In the film, Harris Dickinson’s character, Conrad, looks infinitely sharp in an oiled linen jacket based on an original biking shape from the 1910s with an incorporated utilitarian aesthetic. It is a piece that best demonstrates the adaptation of the film’s costume to the commercial collection available today.
“In addition to replicating the jacket in green for the collection, we also interpreted the piece into a leather jacket.
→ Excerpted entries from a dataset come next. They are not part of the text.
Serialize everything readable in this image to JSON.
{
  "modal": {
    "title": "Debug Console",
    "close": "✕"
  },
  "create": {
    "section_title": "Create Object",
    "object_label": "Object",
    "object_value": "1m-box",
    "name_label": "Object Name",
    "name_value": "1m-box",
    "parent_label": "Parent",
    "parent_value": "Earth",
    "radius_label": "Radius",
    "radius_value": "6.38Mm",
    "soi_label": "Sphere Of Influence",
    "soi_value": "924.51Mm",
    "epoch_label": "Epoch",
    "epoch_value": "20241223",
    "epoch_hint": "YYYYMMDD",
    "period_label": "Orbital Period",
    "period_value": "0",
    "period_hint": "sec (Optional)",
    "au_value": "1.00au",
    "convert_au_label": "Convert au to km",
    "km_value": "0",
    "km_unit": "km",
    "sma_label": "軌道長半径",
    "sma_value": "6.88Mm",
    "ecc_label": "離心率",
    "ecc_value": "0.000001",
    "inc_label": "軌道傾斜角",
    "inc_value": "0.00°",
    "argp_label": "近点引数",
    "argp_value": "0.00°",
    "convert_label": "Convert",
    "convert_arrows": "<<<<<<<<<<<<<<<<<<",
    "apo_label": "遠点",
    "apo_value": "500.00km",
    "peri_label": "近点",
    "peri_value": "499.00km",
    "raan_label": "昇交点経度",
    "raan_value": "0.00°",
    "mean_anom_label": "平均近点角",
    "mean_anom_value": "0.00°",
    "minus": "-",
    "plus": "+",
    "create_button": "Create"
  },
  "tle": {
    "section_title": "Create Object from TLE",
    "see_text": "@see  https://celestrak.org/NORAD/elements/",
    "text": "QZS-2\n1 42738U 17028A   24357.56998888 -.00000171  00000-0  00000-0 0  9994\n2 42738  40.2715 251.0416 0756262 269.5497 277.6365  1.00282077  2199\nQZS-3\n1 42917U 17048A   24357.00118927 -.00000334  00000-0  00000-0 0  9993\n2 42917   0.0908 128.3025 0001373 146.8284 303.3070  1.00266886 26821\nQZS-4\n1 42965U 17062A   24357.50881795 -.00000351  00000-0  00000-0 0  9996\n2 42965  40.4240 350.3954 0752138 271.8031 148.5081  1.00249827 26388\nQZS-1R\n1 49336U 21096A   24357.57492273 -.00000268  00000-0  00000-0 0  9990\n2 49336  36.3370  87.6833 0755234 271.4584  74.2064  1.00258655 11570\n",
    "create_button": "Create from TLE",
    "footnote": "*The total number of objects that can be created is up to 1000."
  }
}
Leather jackets are an everyday staple in a man’s wardrobe and this style, even with its historical homage, is something that is as relevant today as it would have been back then,” says Clapton.
From a retail point of view it appears that the Kingsman collection has successfully managed to deliver crossover appeal to the film’s fans and established luxury brands that would benefit from the aesthetic created.
“What was so unique about Matthew Vaughn’s vision for Kingsman was that he wanted to specifically partner with leading and time-honored British brands that are masters in their field,” explains Kershaw. “Many of the brands were rooted in bespoke and made-to-measure menswear that make-up the very best of Savile Row, so with the support of MR PORTER, we were able to deliver commercially-viable, ready-to-wear collections from brands such as George Cleverley shoes and Turnbull & Asser shirting, in order to create easy-to-access pieces that helped elevate the tailoring centerpiece of the collection.”
According to Kershaw, with each film release the e-com site witnesses a notable bump in sales for its mainline continuity range, in addition to the showpiece film-specific collections. “What we have seen is that the brand transcends merely resonating with the film’s fans, but also does continuously with our luxury customers,” he says.
When it comes to a lasting legacy, Vaughn’s enjoyable trilogy may never be considered up there with the likes of The Godfather or Indiana Jones, but it certainly will have left its mark in the style stakes.